Kadınların oyalar ile iletişim kurduklarını ve bu iletişimin güçlülüğü karşısında çok şaşırdığını belirten Çetintaş, konuyla ilgili şu ifadeleri kullandı:
“Malzemeyi üretmiş, her şeyi kullanmış ve kendisini anlatmış. O kadar anlatmış ki, biber oyası yapmış ‘kaynanam ve kocamla aram kötü, işler fena’ demiş. Eğer biberler tamamen kırmızıysa ‘artık dayanılacak gibi değil’ demiş. Hamile kalmış, ultrasonla müjde verecek hali yok, elma oyası işlemeli yazmasını takmış, çıkmış ortaya salınmış. Kocasından komşusuna kadar herkes onun hamile olduğunu öğrenmiş. Tabi bunlar hemen o gün yapılmıyor. Kızın çeyizi hazırlanırken bütün bu olasılıklar düşünülerek tipik oyalar işleniyor ve çeyize konuluyor. Kızcağız da sırası geldikçe takıyor. Aşık oluyor, mor sümbül oya takıyor; kim olduğunu da artık oğlan bilecek. Mor sümbül oya pembe yazma etrafındaysa cayır cayır yanıyorum anlamına geliyor. Karanfil, güzelliği, iyiliği, hoşluğu sembolize ediyor ve sevilen kişilere gönderiliyor. Evlenecek kız, eğer gideceği evde bekâr bir kız yani görümcesi varsa ona menekşe oyası gönderiyor. O da ‘bir an önce evlen git, o evin tek kızı ben olayım’ demek oluyor. Papatya saflığın göstergesi; nergis oya üzüntüyü, hüznü temsil ederken sarı renkte nergis, moral olarak çöküntü halinde olunduğunu temsil eder. Yani renkler, motifler hepsi bize bir şey anlatır.”
“EV ALMADIM, OYA ALDIM”
Çocukluğundan beri bir şeyler topladığını, çiçekleri, renkleri ve doğayı çok sevdiğinin altını çizen Çetintaş, oyalı yazmalar ile tanıştıktan sonra yazmaların sahip olduğu gizemli dili öğrenme arzusu içine girdiğini söyledi. 2 bini aşkın oyalı yazmayı evinde sakladığını vurgulayan Doktor Çetintaş, “Ben çok dolaşan biriyim, gençliğimde çok trekking yapardım.

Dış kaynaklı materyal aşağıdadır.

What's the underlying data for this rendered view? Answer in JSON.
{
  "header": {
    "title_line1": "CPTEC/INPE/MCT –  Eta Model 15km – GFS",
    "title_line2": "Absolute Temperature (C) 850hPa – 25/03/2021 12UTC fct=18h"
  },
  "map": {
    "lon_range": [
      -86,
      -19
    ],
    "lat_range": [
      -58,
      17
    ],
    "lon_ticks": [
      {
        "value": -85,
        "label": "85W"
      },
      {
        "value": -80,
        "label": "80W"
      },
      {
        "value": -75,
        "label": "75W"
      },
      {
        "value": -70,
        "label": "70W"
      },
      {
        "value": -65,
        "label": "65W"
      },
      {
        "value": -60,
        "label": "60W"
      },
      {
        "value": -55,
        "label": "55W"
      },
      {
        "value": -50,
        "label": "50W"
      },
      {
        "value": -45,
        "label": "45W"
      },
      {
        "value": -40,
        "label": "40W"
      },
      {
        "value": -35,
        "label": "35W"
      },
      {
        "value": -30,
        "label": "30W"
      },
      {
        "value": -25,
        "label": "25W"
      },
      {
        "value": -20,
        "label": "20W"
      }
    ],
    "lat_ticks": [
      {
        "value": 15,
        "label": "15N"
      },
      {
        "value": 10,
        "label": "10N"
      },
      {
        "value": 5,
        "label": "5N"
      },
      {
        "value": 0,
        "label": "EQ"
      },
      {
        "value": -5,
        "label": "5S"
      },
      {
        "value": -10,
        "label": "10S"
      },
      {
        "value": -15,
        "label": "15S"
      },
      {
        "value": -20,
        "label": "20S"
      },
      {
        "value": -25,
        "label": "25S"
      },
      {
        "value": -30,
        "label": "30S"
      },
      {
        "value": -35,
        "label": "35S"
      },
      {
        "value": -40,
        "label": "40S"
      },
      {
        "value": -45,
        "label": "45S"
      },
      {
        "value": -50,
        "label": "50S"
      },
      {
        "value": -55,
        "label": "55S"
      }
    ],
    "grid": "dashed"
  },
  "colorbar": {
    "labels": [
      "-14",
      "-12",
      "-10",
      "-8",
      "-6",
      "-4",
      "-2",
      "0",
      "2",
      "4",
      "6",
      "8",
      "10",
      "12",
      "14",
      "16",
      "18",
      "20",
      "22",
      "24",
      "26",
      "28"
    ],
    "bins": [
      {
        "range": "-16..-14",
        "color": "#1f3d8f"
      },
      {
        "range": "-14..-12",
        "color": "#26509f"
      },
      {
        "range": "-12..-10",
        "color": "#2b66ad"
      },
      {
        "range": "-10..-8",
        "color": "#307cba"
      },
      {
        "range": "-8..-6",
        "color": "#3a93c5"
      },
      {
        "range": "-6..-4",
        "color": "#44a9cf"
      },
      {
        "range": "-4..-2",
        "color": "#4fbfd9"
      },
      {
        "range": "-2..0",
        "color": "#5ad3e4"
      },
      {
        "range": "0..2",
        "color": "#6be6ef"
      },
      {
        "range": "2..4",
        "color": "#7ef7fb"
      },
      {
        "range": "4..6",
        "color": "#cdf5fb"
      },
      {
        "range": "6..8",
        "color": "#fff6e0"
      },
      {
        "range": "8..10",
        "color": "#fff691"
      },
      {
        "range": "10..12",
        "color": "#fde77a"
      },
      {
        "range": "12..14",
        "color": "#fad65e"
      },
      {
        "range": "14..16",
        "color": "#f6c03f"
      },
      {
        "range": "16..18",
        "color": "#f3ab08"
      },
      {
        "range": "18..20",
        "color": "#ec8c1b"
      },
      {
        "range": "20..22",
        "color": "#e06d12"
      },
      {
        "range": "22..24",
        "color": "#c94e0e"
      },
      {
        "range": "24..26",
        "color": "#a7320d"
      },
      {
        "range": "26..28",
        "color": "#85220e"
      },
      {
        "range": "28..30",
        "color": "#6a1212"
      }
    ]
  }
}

Cuma akşamı işten çıkıp, otobüse binip bir yere gider, Pazar akşamı otobüse biner direkt işe gideriz. Öyle bir tempomuz vardı. Bütün Anadolu’yu, 81 ili dolaştım. Henüz ilçelerin sayısını bilmiyorum ama oya merakım olduğu için her gittiğim yerde dükkânlara girer adres bırakırdım. Kadınların elleri sıkıştıkça çeyizlerinden bir şeyler sattığını biliyordum. Ben de beni arayın derim, birçok insan beni aradı. Bir güven oluşturduktan ve önem verdiğinizi anladıklarından sonra oradan buradan sizi buluyorlar. Oyaların emniyette olduğunu ve değerinin bilineceğini bilerek gönderiyorlar. Bu şekilde toplandı. Ev almadım, oya aldım. Ayrıca Ege’de İzmir’de yaşayan bir arkadaşımla Tire, Ödemiş, Aydın pazarları gibi çok pazar gezdik” ifadelerini kullandı.

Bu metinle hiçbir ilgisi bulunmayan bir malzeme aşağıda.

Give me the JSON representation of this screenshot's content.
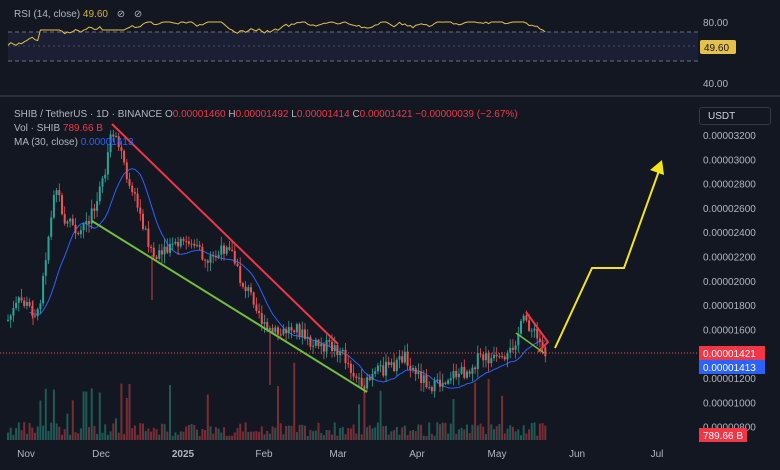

Sergide şimdilik sadece kendisinde bulunan 3 tane oyanın da bulunduğunu söyleyen Çetintaş, “Üçünü de oya koleksiyoncusundan antikacısına birçok arkadaş gördü. Yöresini ve ismini tam olarak bilemedik ama İstanbul ya da Balkanlar yöresinden olduğuna yönelik tahminlerimiz var. Ben birine buket birine atom ismini verdim. Onlar benim için de oya grubu için de çok büyük önem arz ediyor çünkü başka yok” dedi.
“EVE GİDİNCE UYGULAYABİLECEĞİMİZ BİRÇOK FİKİR EDİNDİK”

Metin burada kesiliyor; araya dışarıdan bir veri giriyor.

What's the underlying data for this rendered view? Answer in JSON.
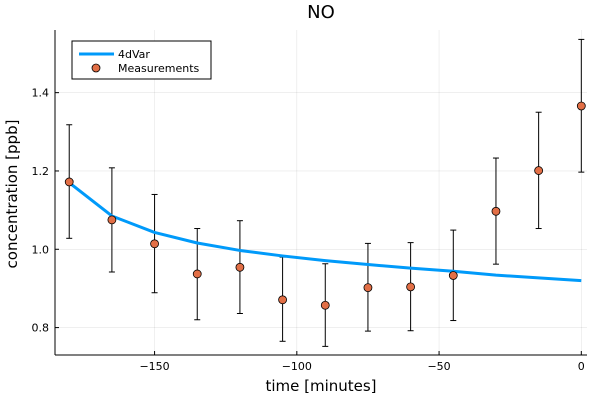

Sergiyi gezmeye gelen emekli resim öğretmeni Yeşim Önde “ İzmir Urla’dan bir arkadaşım aradı ve burada ablasının arkadaşının sergisi olduğunu söyledi. Ben de öğretmen arkadaşlarımı alıp geldim. Biz Kadıköy Anadolu Lisesi emekli öğretmenleri olarak bu tür sergilere ilgi duyuyoruz. Geldik, çok mutlu olduk, zaten böyle işleri, yemenileri çok seviyoruz. Eve gidince uygulayabileceğimiz birçok fikir edindik” şeklinde konuştu.